Publish to Power BI Service:

  • Click Publish and select the desired Workspace.

In Power BI Service, navigate to the destination Workspace.

Locate the published Dataset. Click the ellipsis icon > Settings.

  • Expand the Data Source Credentials section.
    1. Select the Excel Web source > Edit Credentials.
    2. Change the Authentication Method to OAuth2.
    3. Select the same Privacy Level setting you determined in Power BI Desktop. The Privacy Level settings are not automatically transferred to the Service when you publish the dataset or report.
    4. Click sign in and sign in using the popup window.
  • Refresh the dataset and set a Scheduled Refresh cadence as necessary.

Final Words of Caution:

Now, any time the file is modified online, the changes will be reflected once the report is refreshed. Be aware that working with Excel sources can be challenging in the long run. When using Excel Online sources, always develop a process for source file owners regarding proper maintenance of the source.

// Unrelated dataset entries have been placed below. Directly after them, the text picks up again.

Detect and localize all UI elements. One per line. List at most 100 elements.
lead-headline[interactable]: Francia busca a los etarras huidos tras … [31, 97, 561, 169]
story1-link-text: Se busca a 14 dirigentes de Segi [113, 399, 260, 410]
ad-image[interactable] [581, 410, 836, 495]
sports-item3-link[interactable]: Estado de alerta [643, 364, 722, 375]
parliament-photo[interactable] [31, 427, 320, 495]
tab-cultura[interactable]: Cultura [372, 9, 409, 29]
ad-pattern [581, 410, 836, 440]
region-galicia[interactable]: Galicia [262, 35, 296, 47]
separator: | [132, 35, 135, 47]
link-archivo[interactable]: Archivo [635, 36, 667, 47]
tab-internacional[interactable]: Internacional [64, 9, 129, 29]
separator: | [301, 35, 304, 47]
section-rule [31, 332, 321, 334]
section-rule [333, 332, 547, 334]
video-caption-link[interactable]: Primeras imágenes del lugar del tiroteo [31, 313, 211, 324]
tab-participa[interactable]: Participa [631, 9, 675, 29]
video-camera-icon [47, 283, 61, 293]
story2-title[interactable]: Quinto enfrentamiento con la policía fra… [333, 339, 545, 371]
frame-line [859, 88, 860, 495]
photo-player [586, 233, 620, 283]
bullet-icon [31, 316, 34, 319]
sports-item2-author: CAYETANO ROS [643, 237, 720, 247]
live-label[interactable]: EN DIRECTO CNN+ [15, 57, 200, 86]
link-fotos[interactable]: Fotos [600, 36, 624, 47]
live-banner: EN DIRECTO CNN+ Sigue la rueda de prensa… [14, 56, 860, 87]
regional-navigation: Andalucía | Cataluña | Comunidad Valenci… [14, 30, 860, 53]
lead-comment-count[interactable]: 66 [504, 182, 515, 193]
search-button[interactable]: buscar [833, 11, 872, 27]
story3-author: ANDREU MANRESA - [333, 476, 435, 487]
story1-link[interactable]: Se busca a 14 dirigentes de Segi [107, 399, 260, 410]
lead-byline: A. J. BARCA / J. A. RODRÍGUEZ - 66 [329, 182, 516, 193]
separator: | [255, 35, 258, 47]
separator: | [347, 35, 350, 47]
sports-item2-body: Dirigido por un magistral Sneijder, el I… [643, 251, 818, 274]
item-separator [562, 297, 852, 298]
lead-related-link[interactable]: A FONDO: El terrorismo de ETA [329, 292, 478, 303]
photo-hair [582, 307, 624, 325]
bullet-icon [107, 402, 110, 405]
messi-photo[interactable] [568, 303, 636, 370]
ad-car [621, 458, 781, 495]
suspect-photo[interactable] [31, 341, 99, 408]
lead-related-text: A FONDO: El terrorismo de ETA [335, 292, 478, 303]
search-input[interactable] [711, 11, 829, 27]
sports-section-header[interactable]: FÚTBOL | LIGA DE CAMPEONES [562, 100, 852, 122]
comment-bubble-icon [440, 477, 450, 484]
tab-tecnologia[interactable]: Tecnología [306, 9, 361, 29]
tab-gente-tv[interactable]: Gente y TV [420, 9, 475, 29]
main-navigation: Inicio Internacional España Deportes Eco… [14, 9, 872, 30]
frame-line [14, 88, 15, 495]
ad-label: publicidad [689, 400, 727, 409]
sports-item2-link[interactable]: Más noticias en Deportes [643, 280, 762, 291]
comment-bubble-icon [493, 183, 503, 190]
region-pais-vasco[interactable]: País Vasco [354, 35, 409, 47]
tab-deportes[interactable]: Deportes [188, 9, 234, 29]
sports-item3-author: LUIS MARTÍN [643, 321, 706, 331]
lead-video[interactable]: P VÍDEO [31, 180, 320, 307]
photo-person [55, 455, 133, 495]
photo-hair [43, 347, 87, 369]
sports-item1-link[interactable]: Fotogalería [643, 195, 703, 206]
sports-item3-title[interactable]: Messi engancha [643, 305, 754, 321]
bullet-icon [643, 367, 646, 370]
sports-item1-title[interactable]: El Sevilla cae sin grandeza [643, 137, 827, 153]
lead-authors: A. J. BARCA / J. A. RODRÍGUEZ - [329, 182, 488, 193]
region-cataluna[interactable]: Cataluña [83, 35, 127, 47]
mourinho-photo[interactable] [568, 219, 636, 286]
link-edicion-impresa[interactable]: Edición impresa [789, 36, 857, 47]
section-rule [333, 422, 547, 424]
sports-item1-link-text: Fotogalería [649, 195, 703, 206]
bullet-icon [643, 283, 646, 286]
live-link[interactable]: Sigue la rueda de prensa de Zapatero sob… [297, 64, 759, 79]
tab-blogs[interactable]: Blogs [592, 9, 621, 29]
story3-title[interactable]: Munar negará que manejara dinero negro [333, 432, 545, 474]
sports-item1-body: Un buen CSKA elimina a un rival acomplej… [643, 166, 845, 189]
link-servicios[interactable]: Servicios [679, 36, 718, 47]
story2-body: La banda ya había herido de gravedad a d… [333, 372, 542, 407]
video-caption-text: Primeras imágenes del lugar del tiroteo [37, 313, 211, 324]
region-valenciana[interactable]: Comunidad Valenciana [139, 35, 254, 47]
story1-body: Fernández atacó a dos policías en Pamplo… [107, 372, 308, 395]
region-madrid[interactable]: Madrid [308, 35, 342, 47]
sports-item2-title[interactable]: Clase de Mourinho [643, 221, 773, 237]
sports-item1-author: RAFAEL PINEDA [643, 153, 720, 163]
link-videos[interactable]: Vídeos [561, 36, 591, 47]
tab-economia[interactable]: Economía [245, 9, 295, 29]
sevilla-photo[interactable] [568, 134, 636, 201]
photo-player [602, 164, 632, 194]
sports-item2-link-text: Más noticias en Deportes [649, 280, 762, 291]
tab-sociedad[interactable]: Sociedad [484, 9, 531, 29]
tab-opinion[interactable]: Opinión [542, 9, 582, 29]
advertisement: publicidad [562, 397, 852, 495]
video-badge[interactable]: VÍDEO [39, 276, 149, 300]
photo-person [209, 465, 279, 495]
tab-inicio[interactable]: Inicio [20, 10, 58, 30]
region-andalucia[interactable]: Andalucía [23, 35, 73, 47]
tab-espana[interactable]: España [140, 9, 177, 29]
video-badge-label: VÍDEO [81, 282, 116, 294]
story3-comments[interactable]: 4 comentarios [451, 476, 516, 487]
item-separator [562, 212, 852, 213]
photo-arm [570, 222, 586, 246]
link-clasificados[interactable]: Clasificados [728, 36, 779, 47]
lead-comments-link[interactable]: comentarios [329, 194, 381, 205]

Communicate with the file source owners that any time a change is made in the Excel source, Power BI content will be impacted downstream. Any time an error occurs in the source, or the file structure changes, Power BI content can fail to refresh.

Common behaviors that cause refresh failures are:

  • Cells containing #N/A errors
  • Cells that have values that conflict with Data Types designated in Power BI
  • Power Query steps referencing a specific columns or sheets that are renamed or removed from the source location

Maintaining Excel Online sources can provide better team visibility and facilitate collaboration among teams, as long as proper governance processes are understood and followed by all.